Start with “I’m Still Here,” a wicked but fun fable of survival featuring Huey Lewis on harmonica. Then there’s “Everybody Wishes,” with its knowing rumination on kissing the wrong one goodbye.
Thorn’s frank sense of longing on both “A Woman To Love” and “Starvin’ for Your Kisses” — which like “I’m Still Here” (praise the Lord!) feature a soaring female chorus straight out of the Skynyrd playbook — balance Thorn’s hard-eyed realism on both the slow-turning mid-tempo number “Burnin’ Blue” and a lap-steel shuffle like the Lyle Lovett-ish “What Have You Done To Lift Somebody Up.”
Somehow, though, this is already the criminally underappreciated Thorn’s fifth album
— and it wouldn’t have been a surprise if “A Long Way” ended up as the capstone on a period of wrong-headed ambivalence from the buying public. Any lesser artist, by now, might have considered giving it all up for a return to, say, the factory.

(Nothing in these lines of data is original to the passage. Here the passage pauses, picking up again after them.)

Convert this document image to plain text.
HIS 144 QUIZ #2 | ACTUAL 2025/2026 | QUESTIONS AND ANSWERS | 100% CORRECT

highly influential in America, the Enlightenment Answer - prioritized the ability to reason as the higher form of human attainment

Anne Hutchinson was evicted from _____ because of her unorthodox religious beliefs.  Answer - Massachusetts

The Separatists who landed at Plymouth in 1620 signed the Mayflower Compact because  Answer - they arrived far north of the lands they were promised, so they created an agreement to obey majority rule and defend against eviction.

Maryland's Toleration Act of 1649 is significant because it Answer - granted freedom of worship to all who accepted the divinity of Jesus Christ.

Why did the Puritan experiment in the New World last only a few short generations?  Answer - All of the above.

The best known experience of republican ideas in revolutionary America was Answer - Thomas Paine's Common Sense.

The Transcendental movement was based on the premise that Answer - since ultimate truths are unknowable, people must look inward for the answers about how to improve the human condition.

But the very label this thing is on speaks to the kind of hard-scrabble rural stick-to-it-iveness that makes Thorn’s stuff resonate: It’s called “Perpetual Obscurity.”
Not anymore. Thorn, a simple yet disarming yarn-spinner in the style of the remarkable Mississippi writer Larry Brown, is finally finding long-awaited wider notice through this triumphal record.
“A Long Way from Tupelo” made its debut at No. 7 on Billboard’s Heatseeker chart, No. 28 on the Independent albums chart and on the Top 200 albums chart — and that was before Thorn appears on Late Night with Conan O’Brien, a date set for March 19.